Arrivé il y a un an, le repreneur de l'usine Whirlpool d'Amiens a été placé en redressement judiciaire mardi. Il se trouve dans une "impasse de trésorerie", en dépit d'une aide financière de 10 millions d'euros.
C'était le 31 mai 2018. Ce jour-là, l'usine de sèche-linge Whirlpool, à Amiens, fermait définitivement ses portes. Après de longues négociations et plus d'instrumentalisation politique encore – le parking de l'usine avait été le théâtre d'un chassé-croisé dantesque entre Emmanuel Macron et Marine Le Pen entre les deux tours de la présidentielle-, cette fermeture s'accompagnait pourtant d'une reprise. Nicolas Decayeux, industriel local, s'acquittait pour un euro symbolique des 155.000 m² du site en échange de l'engagement de garder 162 salariés. Et du côté des salariés, on voulait y croire.
Un an plus tard, c'est la douche froide. Mardi, l'entreprise WN, le nouveau nom de Whirlpool, a été placée en redressement judiciaire. Le groupe "se trouve dans une impasse de trésorerie très importante" nécessitant de "se placer sous la protection du tribunal de commerce pour assurer la prise en charge des salaires", a indiqué la préfecture de la Somme dans un communiqué.

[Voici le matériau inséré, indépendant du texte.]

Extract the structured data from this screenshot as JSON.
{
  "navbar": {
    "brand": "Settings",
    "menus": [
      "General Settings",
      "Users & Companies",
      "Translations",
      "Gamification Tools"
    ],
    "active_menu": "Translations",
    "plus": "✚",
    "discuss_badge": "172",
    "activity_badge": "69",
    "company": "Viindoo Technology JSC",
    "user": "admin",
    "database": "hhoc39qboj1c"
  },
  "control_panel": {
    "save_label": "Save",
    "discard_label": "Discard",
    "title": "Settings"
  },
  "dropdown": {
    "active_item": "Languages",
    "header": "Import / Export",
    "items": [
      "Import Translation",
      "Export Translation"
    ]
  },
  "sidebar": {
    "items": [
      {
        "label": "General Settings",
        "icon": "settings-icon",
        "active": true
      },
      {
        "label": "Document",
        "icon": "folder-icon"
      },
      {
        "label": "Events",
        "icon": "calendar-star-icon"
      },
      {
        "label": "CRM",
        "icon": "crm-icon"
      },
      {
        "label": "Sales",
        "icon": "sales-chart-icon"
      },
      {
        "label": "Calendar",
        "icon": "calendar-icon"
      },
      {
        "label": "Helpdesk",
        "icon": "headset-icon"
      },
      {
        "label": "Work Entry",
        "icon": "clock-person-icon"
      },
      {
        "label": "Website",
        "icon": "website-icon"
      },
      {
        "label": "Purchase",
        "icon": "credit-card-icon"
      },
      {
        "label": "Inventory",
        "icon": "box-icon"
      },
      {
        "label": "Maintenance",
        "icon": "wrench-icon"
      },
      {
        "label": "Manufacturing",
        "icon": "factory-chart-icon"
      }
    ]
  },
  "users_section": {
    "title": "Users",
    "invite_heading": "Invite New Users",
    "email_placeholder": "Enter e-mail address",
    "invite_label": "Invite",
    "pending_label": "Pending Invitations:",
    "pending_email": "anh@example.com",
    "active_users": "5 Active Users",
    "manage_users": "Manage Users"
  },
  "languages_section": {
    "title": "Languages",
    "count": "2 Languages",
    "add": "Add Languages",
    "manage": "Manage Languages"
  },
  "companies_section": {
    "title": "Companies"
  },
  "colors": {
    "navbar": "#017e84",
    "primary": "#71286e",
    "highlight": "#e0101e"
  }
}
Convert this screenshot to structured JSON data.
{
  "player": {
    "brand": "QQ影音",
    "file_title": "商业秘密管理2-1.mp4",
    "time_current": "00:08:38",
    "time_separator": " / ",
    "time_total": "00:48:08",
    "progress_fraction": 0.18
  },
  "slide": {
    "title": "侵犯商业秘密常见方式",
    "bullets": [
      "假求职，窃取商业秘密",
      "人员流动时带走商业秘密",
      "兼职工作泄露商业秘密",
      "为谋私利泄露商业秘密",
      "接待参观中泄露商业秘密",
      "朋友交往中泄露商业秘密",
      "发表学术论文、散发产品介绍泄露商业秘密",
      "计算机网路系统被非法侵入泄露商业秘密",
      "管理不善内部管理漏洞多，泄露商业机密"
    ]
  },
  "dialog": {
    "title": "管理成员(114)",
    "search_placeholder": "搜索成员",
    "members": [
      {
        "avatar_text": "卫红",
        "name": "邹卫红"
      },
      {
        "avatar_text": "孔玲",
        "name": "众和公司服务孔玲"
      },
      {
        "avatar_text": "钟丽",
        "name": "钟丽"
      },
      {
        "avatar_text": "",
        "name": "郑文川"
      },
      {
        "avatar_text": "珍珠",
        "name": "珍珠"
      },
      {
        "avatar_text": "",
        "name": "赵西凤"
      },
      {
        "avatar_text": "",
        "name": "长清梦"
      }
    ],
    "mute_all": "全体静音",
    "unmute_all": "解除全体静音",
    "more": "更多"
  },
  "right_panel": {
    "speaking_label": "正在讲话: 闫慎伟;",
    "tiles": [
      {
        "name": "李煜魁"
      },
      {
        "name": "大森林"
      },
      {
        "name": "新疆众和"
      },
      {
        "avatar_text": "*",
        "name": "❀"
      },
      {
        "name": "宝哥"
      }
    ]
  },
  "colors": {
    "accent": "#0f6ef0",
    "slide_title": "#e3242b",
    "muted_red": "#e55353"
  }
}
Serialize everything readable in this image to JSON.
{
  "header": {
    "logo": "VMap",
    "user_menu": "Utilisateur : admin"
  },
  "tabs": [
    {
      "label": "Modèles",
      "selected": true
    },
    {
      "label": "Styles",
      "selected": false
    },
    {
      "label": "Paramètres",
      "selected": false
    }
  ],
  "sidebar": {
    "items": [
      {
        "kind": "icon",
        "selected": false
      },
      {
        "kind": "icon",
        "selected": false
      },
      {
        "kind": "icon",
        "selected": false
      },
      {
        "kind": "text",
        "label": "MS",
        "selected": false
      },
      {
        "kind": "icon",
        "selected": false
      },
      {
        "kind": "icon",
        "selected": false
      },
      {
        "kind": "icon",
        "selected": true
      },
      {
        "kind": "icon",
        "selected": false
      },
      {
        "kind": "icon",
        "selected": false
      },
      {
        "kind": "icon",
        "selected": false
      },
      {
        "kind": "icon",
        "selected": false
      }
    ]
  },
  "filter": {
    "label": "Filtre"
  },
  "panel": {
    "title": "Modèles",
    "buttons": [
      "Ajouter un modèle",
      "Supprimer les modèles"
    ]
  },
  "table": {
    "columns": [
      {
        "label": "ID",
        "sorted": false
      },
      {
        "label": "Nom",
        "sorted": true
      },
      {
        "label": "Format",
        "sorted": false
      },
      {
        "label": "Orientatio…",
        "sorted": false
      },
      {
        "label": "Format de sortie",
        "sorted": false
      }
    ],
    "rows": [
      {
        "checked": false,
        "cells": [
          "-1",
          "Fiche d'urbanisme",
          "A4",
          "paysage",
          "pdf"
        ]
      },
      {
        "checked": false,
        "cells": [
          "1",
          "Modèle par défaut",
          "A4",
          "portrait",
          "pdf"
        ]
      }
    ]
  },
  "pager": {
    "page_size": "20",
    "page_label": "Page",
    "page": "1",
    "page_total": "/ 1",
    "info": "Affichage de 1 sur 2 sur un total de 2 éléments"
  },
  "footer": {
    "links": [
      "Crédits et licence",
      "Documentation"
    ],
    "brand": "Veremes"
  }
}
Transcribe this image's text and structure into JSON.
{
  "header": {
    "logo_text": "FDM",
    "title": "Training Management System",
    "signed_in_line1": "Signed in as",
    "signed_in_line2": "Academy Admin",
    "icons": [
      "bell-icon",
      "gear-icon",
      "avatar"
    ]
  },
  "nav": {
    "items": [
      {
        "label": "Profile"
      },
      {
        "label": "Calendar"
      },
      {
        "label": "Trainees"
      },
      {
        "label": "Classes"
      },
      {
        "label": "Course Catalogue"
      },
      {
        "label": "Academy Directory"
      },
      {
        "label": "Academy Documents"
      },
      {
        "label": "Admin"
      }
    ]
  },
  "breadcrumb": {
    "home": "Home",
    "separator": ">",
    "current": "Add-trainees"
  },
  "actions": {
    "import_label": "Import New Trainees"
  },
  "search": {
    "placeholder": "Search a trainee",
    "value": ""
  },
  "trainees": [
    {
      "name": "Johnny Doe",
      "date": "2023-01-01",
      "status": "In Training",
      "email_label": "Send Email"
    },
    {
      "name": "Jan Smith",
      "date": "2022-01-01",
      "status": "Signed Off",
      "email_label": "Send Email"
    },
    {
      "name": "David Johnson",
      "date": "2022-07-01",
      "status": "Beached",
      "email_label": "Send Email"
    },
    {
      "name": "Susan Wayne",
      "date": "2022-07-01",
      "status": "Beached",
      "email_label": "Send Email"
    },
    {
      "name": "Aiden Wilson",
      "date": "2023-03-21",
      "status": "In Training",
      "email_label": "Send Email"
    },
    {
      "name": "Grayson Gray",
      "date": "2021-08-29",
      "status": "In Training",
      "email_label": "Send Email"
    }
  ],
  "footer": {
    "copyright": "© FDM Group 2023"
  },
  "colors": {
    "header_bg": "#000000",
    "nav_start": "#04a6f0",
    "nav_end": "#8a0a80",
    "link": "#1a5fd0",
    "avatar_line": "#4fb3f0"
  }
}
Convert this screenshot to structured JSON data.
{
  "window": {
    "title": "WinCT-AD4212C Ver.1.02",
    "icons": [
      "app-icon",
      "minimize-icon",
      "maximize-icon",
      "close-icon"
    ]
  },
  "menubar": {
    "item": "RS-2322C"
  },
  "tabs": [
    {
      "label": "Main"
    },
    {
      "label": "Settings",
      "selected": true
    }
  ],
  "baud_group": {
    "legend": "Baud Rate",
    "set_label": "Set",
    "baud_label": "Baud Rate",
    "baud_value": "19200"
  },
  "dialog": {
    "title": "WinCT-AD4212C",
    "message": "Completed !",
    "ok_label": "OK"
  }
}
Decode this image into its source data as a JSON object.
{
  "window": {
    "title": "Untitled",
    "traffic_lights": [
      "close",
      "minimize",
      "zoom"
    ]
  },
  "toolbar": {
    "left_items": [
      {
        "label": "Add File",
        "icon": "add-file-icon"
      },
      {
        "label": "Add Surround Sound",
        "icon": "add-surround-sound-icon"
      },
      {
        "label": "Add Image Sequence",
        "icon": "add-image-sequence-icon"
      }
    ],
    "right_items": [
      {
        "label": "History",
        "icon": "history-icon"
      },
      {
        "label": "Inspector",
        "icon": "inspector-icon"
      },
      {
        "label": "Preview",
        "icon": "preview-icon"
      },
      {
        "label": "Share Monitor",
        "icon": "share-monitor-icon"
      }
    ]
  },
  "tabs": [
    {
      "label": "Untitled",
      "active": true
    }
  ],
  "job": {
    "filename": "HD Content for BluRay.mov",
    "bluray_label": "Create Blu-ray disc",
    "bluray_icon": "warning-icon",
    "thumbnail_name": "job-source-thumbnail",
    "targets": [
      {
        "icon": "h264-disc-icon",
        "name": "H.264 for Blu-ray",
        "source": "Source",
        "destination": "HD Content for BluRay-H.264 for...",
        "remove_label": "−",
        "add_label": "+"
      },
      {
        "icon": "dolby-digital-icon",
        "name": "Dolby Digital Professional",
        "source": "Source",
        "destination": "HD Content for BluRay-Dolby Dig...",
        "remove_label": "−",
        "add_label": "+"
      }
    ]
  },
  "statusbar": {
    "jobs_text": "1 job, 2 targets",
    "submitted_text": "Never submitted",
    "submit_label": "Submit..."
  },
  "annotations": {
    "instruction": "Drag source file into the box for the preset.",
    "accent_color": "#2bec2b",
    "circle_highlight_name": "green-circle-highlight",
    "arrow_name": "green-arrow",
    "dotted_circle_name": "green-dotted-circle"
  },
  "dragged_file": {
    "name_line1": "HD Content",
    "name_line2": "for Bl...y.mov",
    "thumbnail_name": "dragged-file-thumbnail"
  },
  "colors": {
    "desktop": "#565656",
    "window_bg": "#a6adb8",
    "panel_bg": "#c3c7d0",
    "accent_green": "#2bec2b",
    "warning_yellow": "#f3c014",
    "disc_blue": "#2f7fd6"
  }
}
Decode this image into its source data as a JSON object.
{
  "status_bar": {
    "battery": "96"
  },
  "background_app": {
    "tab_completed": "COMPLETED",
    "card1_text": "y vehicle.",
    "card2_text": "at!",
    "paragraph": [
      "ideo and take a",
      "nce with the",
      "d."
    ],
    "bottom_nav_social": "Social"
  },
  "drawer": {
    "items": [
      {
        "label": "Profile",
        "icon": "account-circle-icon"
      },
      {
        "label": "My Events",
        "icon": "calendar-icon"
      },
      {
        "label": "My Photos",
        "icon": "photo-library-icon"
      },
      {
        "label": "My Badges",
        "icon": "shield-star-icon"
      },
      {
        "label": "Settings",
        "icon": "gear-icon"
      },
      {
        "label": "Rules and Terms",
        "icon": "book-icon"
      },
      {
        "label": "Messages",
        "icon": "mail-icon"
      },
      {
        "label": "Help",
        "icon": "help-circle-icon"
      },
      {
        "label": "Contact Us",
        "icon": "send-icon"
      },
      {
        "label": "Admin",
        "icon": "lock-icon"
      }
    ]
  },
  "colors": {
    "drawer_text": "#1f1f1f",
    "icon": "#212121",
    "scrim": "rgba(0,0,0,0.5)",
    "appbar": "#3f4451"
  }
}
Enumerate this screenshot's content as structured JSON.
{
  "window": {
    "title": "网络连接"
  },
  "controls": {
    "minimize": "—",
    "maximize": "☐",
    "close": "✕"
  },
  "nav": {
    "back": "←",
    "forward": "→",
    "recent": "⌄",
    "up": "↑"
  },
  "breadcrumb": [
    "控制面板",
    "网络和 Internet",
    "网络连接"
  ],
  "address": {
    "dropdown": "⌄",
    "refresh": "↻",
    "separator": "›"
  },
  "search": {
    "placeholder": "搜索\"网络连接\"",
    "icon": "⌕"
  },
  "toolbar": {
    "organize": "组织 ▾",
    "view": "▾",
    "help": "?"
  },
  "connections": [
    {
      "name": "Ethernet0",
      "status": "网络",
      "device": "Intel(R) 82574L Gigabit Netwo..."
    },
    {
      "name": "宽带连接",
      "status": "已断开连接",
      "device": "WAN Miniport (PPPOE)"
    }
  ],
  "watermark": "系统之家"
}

Un carnet de commandes qui reste vide
Comment en est-on arrivé là ? En 2018, 10 millions d'euros avaient pourtant été débloqués pour aider WN à se lancer : l'État et la Région avaient versé 2,5 millions d'euros, Whirlpool 7,4 millions. Sans compter les fonds apportés par Nicolas Decayeux lui-même. Le repreneur avançait alors un grand projet, celui de construire des casiers réfrigérés connectés, auquel sont venus se greffer d'autres activités : la création d'une usine collaborative, la fabrication de chargeurs de batteries pour vélos et voitures, ou encore la production de véhicules électriques sans permis. Il y a quelques jours encore, Nicolas Decayeux détaillait même cette dernière initiative sur une chaîne de télévision locale.
" On s'y attendait. Ça fait un an que cette entreprise existe et il n'y a rien qui sort. "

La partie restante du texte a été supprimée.